The role of the audience, like the role of the anonymous millions whose lives and deaths are fodder for digital action sequences, is to show up and have fun, to root for the overdogs, assured that they know what’s best for the rest of us. This has been one of the dominant modes of entertainment: to enjoy the spectacle of our own domination.
Perhaps 2020 was going to be a little different. A year after the fake Gotterdammerung of “Avengers: Endgame,” Marvel was going to scale down a bit, spinning out stories of individual superheroes, like magazine profiles of lesser CEOs. But of course a real-world catastrophe intervened, and we find ourselves facing the likely prospect of a summer with no blockbusters, no franchise episodes demanding our presence and our attention on designated weekends, no aggressive marketing flooding our home screens.

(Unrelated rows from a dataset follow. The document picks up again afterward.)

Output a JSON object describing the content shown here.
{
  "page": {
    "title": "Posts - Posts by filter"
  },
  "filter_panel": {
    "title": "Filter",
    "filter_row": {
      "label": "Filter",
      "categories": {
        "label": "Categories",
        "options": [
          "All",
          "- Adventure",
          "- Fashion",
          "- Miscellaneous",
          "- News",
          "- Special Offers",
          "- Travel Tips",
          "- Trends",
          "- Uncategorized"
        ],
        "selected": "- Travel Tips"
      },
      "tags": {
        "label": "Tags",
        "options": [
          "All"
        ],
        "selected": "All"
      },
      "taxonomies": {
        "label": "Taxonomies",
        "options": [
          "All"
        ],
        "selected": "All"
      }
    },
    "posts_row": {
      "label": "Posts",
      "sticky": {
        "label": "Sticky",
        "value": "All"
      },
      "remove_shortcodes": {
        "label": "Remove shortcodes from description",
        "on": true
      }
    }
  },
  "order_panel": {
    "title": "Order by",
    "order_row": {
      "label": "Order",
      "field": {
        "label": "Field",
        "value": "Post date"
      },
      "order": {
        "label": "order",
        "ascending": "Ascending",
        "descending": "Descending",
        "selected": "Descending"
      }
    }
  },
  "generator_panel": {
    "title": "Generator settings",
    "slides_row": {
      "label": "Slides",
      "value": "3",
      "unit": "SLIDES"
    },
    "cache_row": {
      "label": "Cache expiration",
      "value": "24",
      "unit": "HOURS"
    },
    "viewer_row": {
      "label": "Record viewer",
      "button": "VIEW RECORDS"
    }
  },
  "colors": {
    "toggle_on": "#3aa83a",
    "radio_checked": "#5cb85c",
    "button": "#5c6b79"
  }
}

And maybe, as we use this time to rethink many of the other systems that have seemed so immutable, so natural, so much a part of the way things just are, we can reflect on why we thought we needed all those heroes in the first place, or how they were foisted on us. Eventually, we’ll go back to the movies, but maybe we’ll be less docile, less obedient, when we do. I’m not necessarily saying that we should abolish the Avengers, or defund the DC universe, but fantasies of power are connected to the actual forms that power takes. What feels like a loss in this superhero-free summer might be liberation.